Less than 1% of Filipinos in L.A. are in affordable care program
LOS ANGELES – Since the city’s MyHealthLA program was launched last year, more than 130,000 Angelenos previously excluded from health care are now receiving coverage. But the latest report from LA County health services shows that only 1,281 Filipinos – less than 1 percent – are in the program.
Community leaders and immigrant and health advocates hailed the successes of MyHealthLA in front of the Board of Supervisors Office on Thursday, October 1, citing the number of enrollees and the 160 community clinics providing primary care and health screenings through the program.
However, they also highlighted that more work needed to be done.
“We have come a long way, but we still have more to do. While the enrollment numbers are high in MyHealthLA, we know that there are still a lot of residents who are eligible but not enrolled, especially in the Asian Pacific Islander (API) community,” said Sonya Vazquez, policy director of Community Health Councils and the LA Health4All Coalition, which is working to strengthen LA County’s health safety-net infrastructure.
As of August 31, APIs accounted for about 2.6 percent of MyHealthLA enrollees.
Among the approximately 3,500 APIs enrolled in the program is a Filipina, Delia Balolong, 78, who spoke highly of it during Thursday’s celebration.
“I’ve been in the states for over 25 years, and I was losing hope until the time when heaven opened its door to usher in MyHealthLA,” she said.
Prior to securing coverage last year, Balolong said she did not have insurance that granted access to primary care.

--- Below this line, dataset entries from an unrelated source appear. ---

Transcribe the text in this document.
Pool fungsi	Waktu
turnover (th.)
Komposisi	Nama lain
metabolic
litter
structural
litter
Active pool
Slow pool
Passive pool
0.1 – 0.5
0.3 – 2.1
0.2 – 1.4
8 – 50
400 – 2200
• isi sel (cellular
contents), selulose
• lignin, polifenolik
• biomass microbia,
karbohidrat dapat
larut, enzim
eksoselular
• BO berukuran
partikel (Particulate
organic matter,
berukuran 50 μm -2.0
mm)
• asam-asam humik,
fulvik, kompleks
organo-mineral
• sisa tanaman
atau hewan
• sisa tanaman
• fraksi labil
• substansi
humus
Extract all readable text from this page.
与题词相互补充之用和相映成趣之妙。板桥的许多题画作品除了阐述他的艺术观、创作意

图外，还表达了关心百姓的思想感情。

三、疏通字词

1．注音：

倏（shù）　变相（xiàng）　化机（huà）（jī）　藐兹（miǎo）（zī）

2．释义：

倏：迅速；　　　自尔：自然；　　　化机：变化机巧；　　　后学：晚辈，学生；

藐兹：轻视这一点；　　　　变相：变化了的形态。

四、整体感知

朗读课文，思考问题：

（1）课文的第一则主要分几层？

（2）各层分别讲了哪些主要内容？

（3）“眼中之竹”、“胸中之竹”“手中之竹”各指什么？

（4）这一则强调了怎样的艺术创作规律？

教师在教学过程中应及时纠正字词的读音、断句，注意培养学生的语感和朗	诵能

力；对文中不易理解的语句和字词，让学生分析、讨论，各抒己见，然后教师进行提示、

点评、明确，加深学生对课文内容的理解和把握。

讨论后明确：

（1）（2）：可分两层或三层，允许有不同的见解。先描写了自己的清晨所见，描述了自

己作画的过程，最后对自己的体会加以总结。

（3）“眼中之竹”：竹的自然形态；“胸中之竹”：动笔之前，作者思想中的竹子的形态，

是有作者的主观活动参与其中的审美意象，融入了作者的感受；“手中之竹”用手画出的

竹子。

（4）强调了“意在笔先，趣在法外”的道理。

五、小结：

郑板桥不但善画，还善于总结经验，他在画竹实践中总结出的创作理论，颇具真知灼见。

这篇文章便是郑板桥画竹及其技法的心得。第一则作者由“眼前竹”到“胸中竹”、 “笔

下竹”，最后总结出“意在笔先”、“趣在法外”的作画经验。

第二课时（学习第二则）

In the last year, through MyHealthLA, she has been able to see a doctor at the Asian Pacific Health Care Venture, have her blood drawn and obtain free medication.

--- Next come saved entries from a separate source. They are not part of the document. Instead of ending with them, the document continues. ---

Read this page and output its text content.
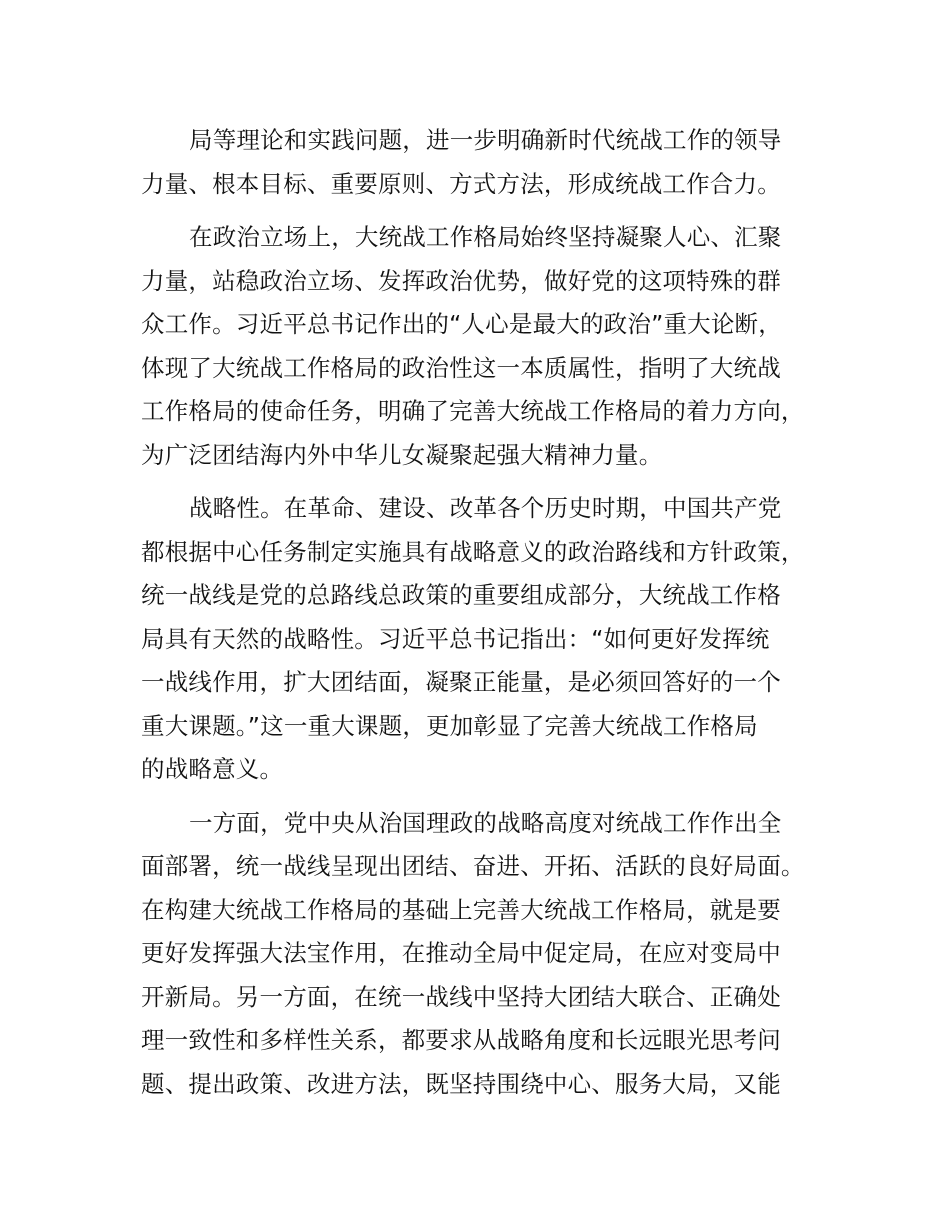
局等理论和实践问题，进一步明确新时代统战工作的领导
力量、根本目标、重要原则、方式方法，形成统战工作合力。
在政治立场上，大统战工作格局始终坚持凝聚人心、汇聚
力量，站稳政治立场、发挥政治优势，做好党的这项特殊的群
众工作。习近平总书记作出的“人心是最大的政治”重大论断，
体现了大统战工作格局的政治性这一本质属性，指明了大统战
工作格局的使命任务，明确了完善大统战工作格局的着力方向，
为广泛团结海内外中华儿女凝聚起强大精神力量。
战略性。在革命、建设、改革各个历史时期，中国共产党
都根据中心任务制定实施具有战略意义的政治路线和方针政策，
统一战线是党的总路线总政策的重要组成部分，大统战工作格
局具有天然的战略性。习近平总书记指出：“如何更好发挥统
一战线作用，扩大团结面，凝聚正能量，是必须回答好的一个
重大课题。”这一重大课题，更加彰显了完善大统战工作格局
的战略意义。
一方面，党中央从治国理政的战略高度对统战工作作出全
面部署，统一战线呈现出团结、奋进、开拓、活跃的良好局面。
在构建大统战工作格局的基础上完善大统战工作格局，就是要
更好发挥强大法宝作用，在推动全局中促定局，在应对变局中
开新局。另一方面，在统一战线中坚持大团结大联合、正确处
理一致性和多样性关系，都要求从战略角度和长远眼光思考问
题、提出政策、改进方法，既坚持围绕中心、服务大局，又能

But the lower-than-expected levels of subscription among APIs, as well as homeless people, may be because eligible individuals are unaware of the program and because it may not be accessible, said Louise McCarthy, president and CEO of the Community Clinic Association of Los Angeles County.
To increase the enrollment of eligible individuals, advocates and community leaders are planning to enhance MyHealthLA’s presence by going into communities and boosting the number of enrollment sites.
“When we look at what’s been effective for getting people into Medi-Cal or Covered California, it’s going out to the communities, [having] community events, partnering with churches,” McCarthy said.
LA County Supervisor Hilda Solis said her office has worked to increase access to enrollment by collaborating with the Department of Health Services to allow eligible individuals to enroll in satellite clinics.
“So therefore, we’re bringing down another wall, another barrier…. This is something we just did, and I am so very proud because we heard your voices, and now it’s going to happen,” she said.
In addition to boosting enrollee numbers, the LA Health4All Coalition is looking to expand the program to include dental, mental health and substance abuse services.
“If we can treat the whole person in this program, that would be stellar,” McCarthy said.
Solis and LA County Supervisor Mark Ridley-Thomas, supporters of the program, also co-authored a motion for the Department of Public Health to examine the feasibility of boosting MyHealthLA’s income requirement from 138 percent below the federal poverty level to 150 percent to allow a greater number of individuals to join.
“We’re trying to streamline all the paperwork requirements and relaxing some of the income threshold[s] because we know that more people can be made eligible for MyHealthLA. And if they are healthy, the entire County of Los Angeles is healthier,” Ridley-Thomas said.
MyHealthLA is available for LA County residents – including the undocumented – who are at least 6 years old, meet certain income requirements, and who do not have and cannot obtain health insurance.